Now, I want to vary the SNRdB to make the BER curve for my implemented system and compare it to the theoretical, standard, error probability available in the literature (ASK, PSK, FSK, etc.). The problem is that all of them are expressed in terms of Eb/N0, instead of SNR. Therefore I can't compare the performances.
Can anybody help me with it?
There's a decent article about it on dsprelated:
If you know the SNR, the noise BW, and the bit rate, it is pretty easy to convert SNR to Eb/No.
Eb is the energy per bit or the signal power scaled to the bit rate:
Eb = Ps/Rb, where Rb is the bit rate.
No is the noise in a unit Hz bandwidth, so however you measure the noise, divide the total noise power by that bandwidth to get No;
No = Pn/BWn.
Neither Rb nor BWn have to be in Hz, so if it is a digital simulation you can scale everything relative to fs or whatever you're doing. Just be consistent so that Rb and BWn are scaled compatibly. If you measure SNR strictly after the receiver filter models, then those limit BWn and you need to scale by those. Details can matter, and it's good to have a simple calibration method if you can figure one out.

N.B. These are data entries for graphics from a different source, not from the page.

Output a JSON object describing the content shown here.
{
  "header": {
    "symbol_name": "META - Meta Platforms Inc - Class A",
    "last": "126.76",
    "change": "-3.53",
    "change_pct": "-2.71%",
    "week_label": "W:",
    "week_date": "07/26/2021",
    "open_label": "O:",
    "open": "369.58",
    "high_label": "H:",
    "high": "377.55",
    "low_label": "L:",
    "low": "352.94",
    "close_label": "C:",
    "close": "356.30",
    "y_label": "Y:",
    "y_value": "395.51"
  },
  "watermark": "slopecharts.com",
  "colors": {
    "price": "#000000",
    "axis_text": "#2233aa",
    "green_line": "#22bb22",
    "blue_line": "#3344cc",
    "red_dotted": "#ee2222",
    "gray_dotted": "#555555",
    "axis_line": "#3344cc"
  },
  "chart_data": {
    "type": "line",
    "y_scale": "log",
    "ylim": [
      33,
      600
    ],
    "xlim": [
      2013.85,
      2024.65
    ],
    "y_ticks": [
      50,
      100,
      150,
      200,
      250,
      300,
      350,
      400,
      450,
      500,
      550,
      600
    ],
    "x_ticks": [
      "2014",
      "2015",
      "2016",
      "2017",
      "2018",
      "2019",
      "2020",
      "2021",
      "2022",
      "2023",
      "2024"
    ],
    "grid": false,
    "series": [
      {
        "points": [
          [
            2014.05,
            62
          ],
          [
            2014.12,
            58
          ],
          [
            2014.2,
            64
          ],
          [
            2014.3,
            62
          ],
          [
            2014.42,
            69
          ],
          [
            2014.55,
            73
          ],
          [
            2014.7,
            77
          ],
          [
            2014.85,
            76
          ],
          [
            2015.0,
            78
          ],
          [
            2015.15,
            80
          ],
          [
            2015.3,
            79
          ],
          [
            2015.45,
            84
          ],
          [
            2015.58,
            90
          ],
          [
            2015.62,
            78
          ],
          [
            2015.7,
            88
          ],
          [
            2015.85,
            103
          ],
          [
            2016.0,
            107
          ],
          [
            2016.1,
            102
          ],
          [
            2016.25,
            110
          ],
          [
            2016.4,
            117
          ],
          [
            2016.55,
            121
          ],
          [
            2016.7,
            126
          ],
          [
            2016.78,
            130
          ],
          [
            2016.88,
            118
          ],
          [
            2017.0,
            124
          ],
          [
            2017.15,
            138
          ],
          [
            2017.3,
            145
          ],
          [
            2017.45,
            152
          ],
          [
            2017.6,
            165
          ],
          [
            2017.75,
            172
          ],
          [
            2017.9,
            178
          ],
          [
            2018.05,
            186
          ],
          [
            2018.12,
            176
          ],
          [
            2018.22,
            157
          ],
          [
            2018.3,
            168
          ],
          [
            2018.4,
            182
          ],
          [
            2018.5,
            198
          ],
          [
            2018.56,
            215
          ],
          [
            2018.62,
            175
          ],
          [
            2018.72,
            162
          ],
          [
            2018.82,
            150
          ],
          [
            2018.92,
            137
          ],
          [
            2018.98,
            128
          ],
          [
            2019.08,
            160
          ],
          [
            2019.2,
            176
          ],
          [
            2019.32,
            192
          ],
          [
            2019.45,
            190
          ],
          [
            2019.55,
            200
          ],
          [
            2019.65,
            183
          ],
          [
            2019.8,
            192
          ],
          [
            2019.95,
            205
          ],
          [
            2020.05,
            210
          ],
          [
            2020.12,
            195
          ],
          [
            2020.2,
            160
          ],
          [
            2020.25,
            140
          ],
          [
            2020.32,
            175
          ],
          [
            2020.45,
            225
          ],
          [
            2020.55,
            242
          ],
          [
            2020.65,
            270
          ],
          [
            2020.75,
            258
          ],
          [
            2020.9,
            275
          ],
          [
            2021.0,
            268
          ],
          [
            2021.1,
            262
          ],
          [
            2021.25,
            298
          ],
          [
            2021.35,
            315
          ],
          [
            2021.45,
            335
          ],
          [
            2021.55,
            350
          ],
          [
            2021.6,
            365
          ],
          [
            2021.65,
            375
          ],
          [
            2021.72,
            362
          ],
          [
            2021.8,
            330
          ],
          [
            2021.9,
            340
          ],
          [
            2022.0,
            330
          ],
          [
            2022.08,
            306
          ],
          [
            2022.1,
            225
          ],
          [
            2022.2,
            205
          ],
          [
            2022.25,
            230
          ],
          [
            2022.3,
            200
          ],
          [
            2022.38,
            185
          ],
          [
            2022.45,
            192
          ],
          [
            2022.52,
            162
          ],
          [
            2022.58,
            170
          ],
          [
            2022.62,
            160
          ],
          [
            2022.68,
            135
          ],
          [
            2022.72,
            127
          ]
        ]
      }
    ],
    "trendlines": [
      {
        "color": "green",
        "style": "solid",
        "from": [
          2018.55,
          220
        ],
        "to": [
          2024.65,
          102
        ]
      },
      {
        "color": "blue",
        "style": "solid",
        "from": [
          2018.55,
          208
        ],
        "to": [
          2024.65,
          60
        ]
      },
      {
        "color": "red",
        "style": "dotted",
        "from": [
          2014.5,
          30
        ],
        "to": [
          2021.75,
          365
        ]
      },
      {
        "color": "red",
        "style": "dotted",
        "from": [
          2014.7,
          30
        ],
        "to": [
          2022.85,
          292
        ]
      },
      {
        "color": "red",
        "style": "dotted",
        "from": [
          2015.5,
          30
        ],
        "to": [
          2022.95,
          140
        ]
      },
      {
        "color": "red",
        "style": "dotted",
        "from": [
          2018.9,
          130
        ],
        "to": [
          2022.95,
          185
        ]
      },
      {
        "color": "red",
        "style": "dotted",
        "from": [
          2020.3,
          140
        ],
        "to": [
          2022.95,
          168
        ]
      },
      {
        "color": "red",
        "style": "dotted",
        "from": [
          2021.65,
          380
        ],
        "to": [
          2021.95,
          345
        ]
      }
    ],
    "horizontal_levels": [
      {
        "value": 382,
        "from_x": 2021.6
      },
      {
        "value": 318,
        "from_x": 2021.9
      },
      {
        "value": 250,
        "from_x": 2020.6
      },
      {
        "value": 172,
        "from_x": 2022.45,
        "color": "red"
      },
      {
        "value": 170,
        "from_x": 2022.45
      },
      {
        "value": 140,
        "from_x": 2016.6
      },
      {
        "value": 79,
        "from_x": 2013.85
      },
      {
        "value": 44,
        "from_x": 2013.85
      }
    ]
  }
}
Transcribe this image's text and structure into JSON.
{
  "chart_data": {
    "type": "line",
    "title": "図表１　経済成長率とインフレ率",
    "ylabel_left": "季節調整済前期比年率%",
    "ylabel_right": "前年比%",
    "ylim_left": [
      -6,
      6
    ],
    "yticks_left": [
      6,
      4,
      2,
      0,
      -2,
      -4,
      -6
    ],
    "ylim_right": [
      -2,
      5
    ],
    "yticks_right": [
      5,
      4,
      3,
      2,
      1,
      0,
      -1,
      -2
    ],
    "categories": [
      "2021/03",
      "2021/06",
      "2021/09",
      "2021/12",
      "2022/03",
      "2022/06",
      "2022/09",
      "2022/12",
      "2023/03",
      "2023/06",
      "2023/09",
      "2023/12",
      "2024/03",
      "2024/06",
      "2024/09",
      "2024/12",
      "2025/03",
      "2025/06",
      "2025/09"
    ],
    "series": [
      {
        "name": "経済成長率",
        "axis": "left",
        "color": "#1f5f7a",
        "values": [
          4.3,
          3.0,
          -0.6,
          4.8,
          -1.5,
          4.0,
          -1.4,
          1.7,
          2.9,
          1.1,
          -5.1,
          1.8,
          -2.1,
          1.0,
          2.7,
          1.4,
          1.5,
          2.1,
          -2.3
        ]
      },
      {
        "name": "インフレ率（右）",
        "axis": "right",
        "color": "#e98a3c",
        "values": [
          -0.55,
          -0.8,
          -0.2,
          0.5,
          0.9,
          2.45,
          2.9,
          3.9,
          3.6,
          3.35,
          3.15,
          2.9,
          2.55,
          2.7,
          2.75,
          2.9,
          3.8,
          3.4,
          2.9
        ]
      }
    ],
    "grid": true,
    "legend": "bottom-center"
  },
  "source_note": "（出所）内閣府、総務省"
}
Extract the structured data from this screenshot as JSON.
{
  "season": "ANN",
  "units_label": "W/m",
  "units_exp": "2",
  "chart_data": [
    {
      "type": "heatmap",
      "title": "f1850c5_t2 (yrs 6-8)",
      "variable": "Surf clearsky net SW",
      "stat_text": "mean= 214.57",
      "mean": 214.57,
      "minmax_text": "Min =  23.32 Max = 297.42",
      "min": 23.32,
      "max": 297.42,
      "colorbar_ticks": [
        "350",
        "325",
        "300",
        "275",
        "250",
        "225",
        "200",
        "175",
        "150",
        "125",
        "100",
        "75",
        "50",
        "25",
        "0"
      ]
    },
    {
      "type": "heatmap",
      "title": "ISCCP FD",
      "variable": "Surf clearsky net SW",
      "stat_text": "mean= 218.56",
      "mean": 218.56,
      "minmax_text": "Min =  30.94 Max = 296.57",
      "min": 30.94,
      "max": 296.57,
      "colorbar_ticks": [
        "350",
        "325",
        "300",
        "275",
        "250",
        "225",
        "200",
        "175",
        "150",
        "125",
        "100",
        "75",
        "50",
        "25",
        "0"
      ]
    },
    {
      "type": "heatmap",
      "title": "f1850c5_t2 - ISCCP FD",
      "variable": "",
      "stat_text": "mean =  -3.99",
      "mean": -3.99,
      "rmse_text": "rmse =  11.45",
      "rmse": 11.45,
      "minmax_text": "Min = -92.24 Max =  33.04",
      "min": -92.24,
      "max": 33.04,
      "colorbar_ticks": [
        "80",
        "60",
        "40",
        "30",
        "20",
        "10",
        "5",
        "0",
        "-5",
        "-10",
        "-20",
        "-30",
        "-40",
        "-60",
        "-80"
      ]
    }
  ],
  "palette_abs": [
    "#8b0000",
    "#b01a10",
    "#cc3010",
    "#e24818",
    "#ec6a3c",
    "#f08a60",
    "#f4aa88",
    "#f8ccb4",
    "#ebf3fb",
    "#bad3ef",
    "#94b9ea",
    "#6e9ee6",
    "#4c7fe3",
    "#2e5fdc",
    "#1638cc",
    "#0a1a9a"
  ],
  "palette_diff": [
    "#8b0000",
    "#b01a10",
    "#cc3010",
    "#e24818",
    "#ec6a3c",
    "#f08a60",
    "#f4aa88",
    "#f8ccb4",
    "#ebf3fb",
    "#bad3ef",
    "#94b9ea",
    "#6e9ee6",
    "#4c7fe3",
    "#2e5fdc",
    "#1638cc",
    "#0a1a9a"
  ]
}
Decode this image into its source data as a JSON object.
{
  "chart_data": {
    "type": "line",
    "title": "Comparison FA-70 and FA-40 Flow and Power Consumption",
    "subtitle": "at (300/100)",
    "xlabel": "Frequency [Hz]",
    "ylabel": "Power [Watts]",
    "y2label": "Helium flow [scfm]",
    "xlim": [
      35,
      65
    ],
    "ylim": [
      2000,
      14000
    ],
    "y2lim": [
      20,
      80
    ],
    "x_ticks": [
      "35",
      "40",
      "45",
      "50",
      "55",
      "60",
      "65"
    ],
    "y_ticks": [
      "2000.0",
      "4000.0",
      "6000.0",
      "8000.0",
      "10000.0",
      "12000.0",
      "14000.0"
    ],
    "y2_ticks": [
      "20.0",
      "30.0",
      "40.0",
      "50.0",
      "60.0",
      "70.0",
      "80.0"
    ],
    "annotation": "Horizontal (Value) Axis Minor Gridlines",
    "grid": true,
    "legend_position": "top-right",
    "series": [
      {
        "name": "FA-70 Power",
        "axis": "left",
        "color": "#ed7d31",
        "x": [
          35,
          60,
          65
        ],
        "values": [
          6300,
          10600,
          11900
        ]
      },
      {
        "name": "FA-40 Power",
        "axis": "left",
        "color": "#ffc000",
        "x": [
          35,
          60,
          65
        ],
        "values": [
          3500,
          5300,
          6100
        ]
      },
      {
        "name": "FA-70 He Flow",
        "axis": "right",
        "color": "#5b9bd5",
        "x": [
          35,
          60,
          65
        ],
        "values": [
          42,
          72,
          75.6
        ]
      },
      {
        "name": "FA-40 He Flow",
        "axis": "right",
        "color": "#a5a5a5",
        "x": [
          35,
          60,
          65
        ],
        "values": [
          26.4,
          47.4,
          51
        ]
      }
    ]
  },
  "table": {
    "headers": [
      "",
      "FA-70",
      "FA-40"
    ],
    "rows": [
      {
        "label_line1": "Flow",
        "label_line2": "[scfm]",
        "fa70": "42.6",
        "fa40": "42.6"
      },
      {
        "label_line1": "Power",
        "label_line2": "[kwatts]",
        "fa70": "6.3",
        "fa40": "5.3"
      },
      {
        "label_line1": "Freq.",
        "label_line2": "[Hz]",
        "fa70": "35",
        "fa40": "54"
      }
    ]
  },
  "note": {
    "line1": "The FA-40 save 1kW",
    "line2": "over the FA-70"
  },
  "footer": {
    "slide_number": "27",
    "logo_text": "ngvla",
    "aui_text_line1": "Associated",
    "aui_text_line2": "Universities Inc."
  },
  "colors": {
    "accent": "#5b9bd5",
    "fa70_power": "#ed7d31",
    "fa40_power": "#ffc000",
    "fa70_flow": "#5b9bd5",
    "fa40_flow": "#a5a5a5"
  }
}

The linked article also talks about symbol rates for cases where the symbol rate and the bit rate differ, but in your case, since it appears you are not using any higher modulation or coding, the bit rate and symbol rate may be considered the same thing so that Rb = Rs, and Eb = Es.
I hope that helps a bit or two. Figuring out SNR can be really challenging in many systems, but hopefully this goes reasonably well for you.
Thank you for the answer!
So, according to what I understand I have simulated the channel as follows:
- I calculated the power of the signal Ps = mean(abs(C1[n]^2))
- Then I calculated the energy of the signal Es = Eb = Ps/Rb
but, Rb = 1/Tb, which in samples is Rb = 1/N, therefore
Eb = Ps*length(C1[n])
- Once I have Eb, I can calculate N0 = Eb/EbN0 (EbN0 is varying in the range [-10, 15])
- The received signal is then, xRx = xTx + sqrt(N0/2)*randn(1, size(xTx)
Is it correct? or should I divide by Bwn?